El joven teniente integró una expedición nocturna para reforzar una unidad de artillería. Los sorprendió el alba con su escolta de explosivos. "Venían los proyectiles, y la tierra, los árboles, los hombres, simplemente desaparecían como si se hubiesen extinguido." De los 800 hombres que constituían el refuerzo, sobrevivieron 350; en la unidad de Yamamoto murieron 43 sobre un total de 51. Recuerda que un soldado intentó salvar a un camarada herido en el vientre. Este, siguiendo las órdenes para tal emergencia, se voló con una granada y mató también al amigo.
A fines de abril, Yamamoto se contaba entre las tropas que se retiraban ante el avance de la 6» División de Infantería de Marina, cuando un proyectil lo alcanzó.
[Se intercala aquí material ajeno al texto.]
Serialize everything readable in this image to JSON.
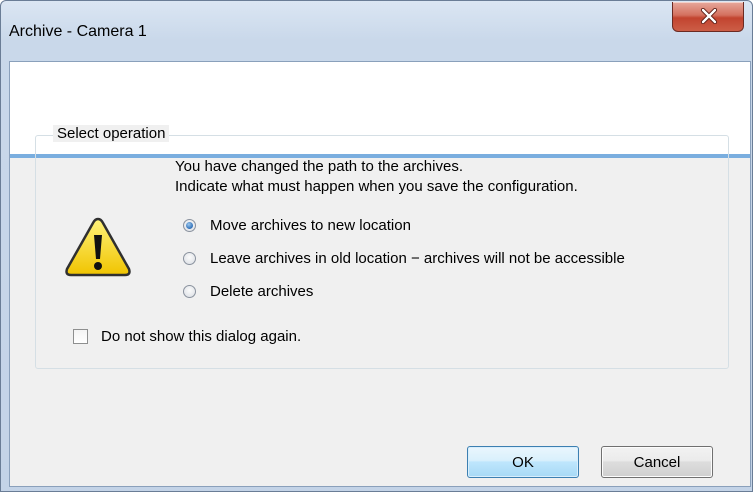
{
  "window": {
    "title": "Archive - Camera 1"
  },
  "group": {
    "legend": "Select operation",
    "message_line1": "You have changed the path to the archives.",
    "message_line2": "Indicate what must happen when you save the configuration."
  },
  "options": [
    {
      "label": "Move archives to new location",
      "selected": true
    },
    {
      "label": "Leave archives in old location − archives will not be accessible",
      "selected": false
    },
    {
      "label": "Delete archives",
      "selected": false
    }
  ],
  "checkbox": {
    "label": "Do not show this dialog again.",
    "checked": false
  },
  "buttons": {
    "ok": "OK",
    "cancel": "Cancel"
  },
  "icons": {
    "warning": "warning-icon",
    "close": "close-icon"
  },
  "colors": {
    "accent_line": "#7aaedf",
    "close_button": "#c2442f",
    "warning_yellow": "#f7d51d"
  }
}
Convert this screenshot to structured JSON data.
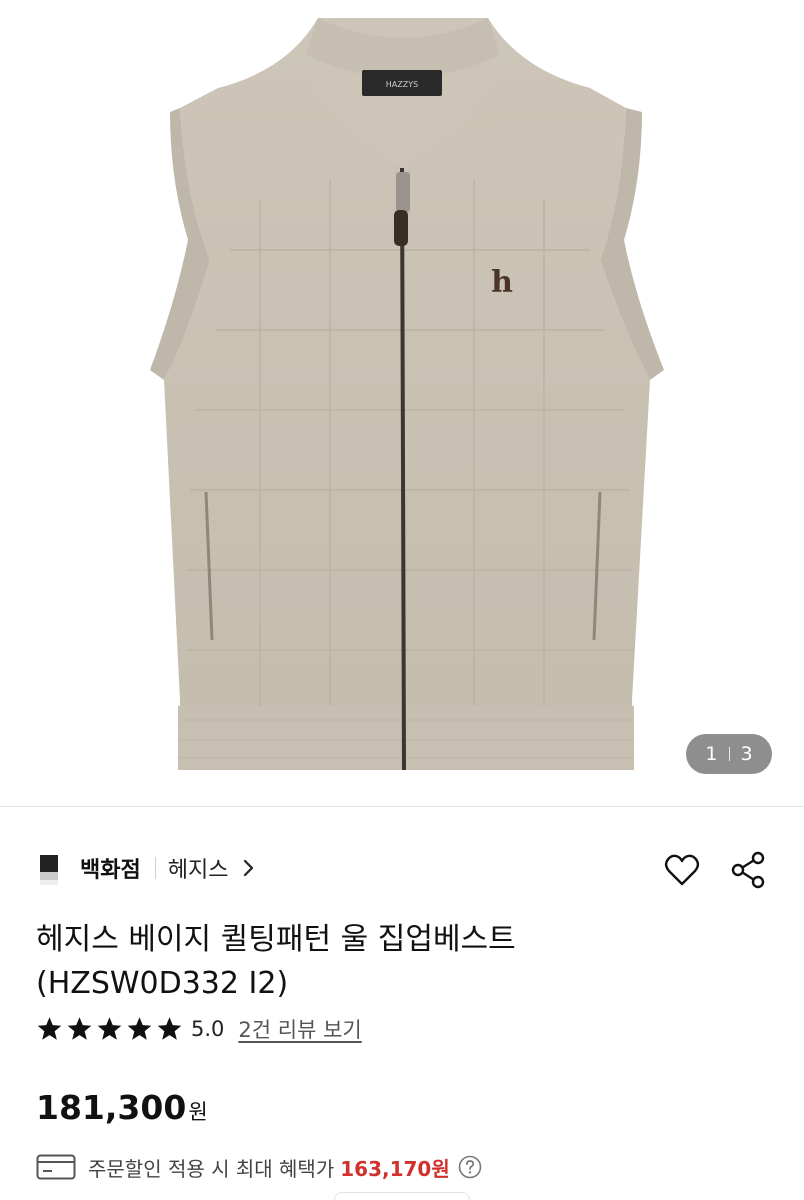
{
  "product_image": {
    "label_text": "HAZZYS",
    "emblem_letter": "h"
  },
  "pager": {
    "current": "1",
    "total": "3"
  },
  "brand": {
    "store": "백화점",
    "brand_name": "헤지스"
  },
  "product": {
    "title_line1": "헤지스 베이지 퀼팅패턴 울 집업베스트",
    "title_line2": "(HZSW0D332 I2)"
  },
  "rating": {
    "stars": 5,
    "score": "5.0",
    "review_link": "2건 리뷰 보기"
  },
  "price": {
    "amount": "181,300",
    "unit": "원"
  },
  "benefit": {
    "text": "주문할인 적용 시 최대 혜택가",
    "price": "163,170원",
    "accent_color": "#d0312d"
  },
  "icons": [
    "heart-icon",
    "share-icon",
    "chevron-right-icon",
    "star-icon",
    "card-icon",
    "question-icon"
  ]
}
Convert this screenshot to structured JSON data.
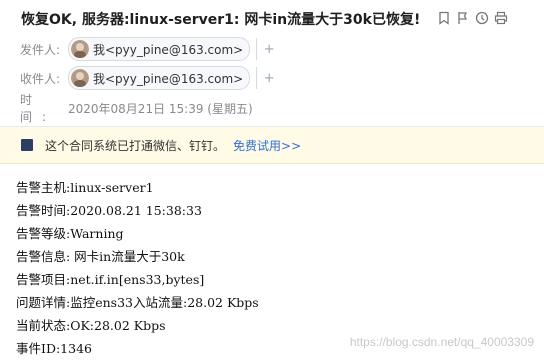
{
  "subject": "恢复OK, 服务器:linux-server1: 网卡in流量大于30k已恢复!",
  "actions": [
    "bookmark-icon",
    "flag-icon",
    "clock-icon",
    "print-icon"
  ],
  "sender": {
    "label": "发件人:",
    "contact": "我<pyy_pine@163.com>",
    "add": "+"
  },
  "recipient": {
    "label": "收件人:",
    "contact": "我<pyy_pine@163.com>",
    "add": "+"
  },
  "time": {
    "label": "时间:",
    "value": "2020年08月21日 15:39 (星期五)"
  },
  "notice": {
    "text": "这个合同系统已打通微信、钉钉。",
    "link": "免费试用>>"
  },
  "body": [
    "告警主机:linux-server1",
    "告警时间:2020.08.21 15:38:33",
    "告警等级:Warning",
    "告警信息: 网卡in流量大于30k",
    "告警项目:net.if.in[ens33,bytes]",
    "问题详情:监控ens33入站流量:28.02 Kbps",
    "当前状态:OK:28.02 Kbps",
    "事件ID:1346"
  ],
  "watermark": "https://blog.csdn.net/qq_40003309",
  "colors": {
    "link": "#2f6fd6",
    "notice_bg": "#fffbe6"
  }
}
Herido por 15 esquirlas, la mano izquierda convertida en una pulpa sangrienta, se ató el brazo con un torniquete, consciente de que en 24 horas podía empezar a gangrenarse.
"Sabía que iba a morir _relata_. Entonces, a las 6 de la tarde, salí del agujero, desenvainé la espada, apoyé el brazo herido contra un pino viejo y lo amputé. Había apretado tanto el vendaje que no sentí nada. Recuerdo la fecha: 29 de abril, cumpleaños del emperador".
Al empeorar la situación, les dieron cianuro o les dijeron que se volaran con sus granadas, pero una enfermera cargó a Yamamoto sobre su espalda y huyó con él. De 3000 soldados heridos, sólo sobrevivieron dos. Se refugiaron en una caverna, en los acantilados del sur de Okinawa, de la que salieron con banderas blancas el 29 de agosto de 1945, dos semanas después de la rendición japonesa.
Yamamoto estaba casado y tenía un hijo. Hoy tiene tres nietos. Hace cinco años decidió asistir a la inauguración del Monumento Recordatorio a la Paz. Allí se encontró con varios soldados norteamericanos.
"Había un tipo grandote, bien macho. Me pidió que saliera. Pensé que iba a golpearme, pero su mano derecha era artificial. "Toca mi pierna izquierda", me dijo. También era artificial. "Quizá me lo hiciste tú", murmuró. Rompimos en llanto."
El otro veterano
Neal McCallum no debería haber ido a la guerra: en 1944 tenía apenas 17 años y sus cuatro hermanos mayores combatían. Pero, diez días después de su cumpleaños, se alistó y recibió adiestramiento como artillero especializado en morteros. El domingo de Pascua de 1945, con 18 años y 20 días, desembarcó en la Playa Verde de Okinawa, asustado pero listo para combatir. "Cada uno esperaba que muriese el otro", confiesa.
El desembarco fue fácil; la pesadilla empezó al internarse en la isla. Una noche tuvo que acurrucarse contra un cadáver hinchado, inmovilizado por la artillería. "Recuerdo haber pensado que debía de haber una manera mejor de zanjar las disputas."
En las afueras de Naha, las tropas pugnaron por adueñarse definitivamente de una colina ensangrentada, llamada Sugarloaf (Pan de Azúcar), que había cambiado de manos casi una docena de veces. "Por la noche subíamos con una caja de granadas sujeta a la espalda", relata. Eran para los hombres atrincherados en el frente. "Recuerdo haber visto a infantes de marina apilados de a tres, envueltos en ponchos, con la sangre seca y las piernas contorsionadas. Era un espectáculo desalentador. Al final, luchábamos por los Estados Unidos, desde luego, pero en realidad luchábamos por nosotros mismos, simplemente por sobrevivir."
El 19 de junio, cuando ya llevaban 49 días en Okinawa, los infantes de marina tomaron por última vez la colina Sugarloaf. McCallum iba entre ellos. Esperaron, victoriosos, a otro regimiento. Cuando llegó, McCallum se dispuso a retirarse y un proyectil japonés estalló cerca y sus esquirlas le atravesaron el muslo derecho. Lo trasladaron a Guam, y de allí, a Hawai, San Francisco y Portsmouth (Virginia). "La pierna nunca ha dejado de dolerme, pero la saqué barata. Sobreviví. Pero todavía hoy, cincuenta y cinco años después, sigo diciéndome que tenemos que hallar un modo mejor de zanjar las diferencias", concluye.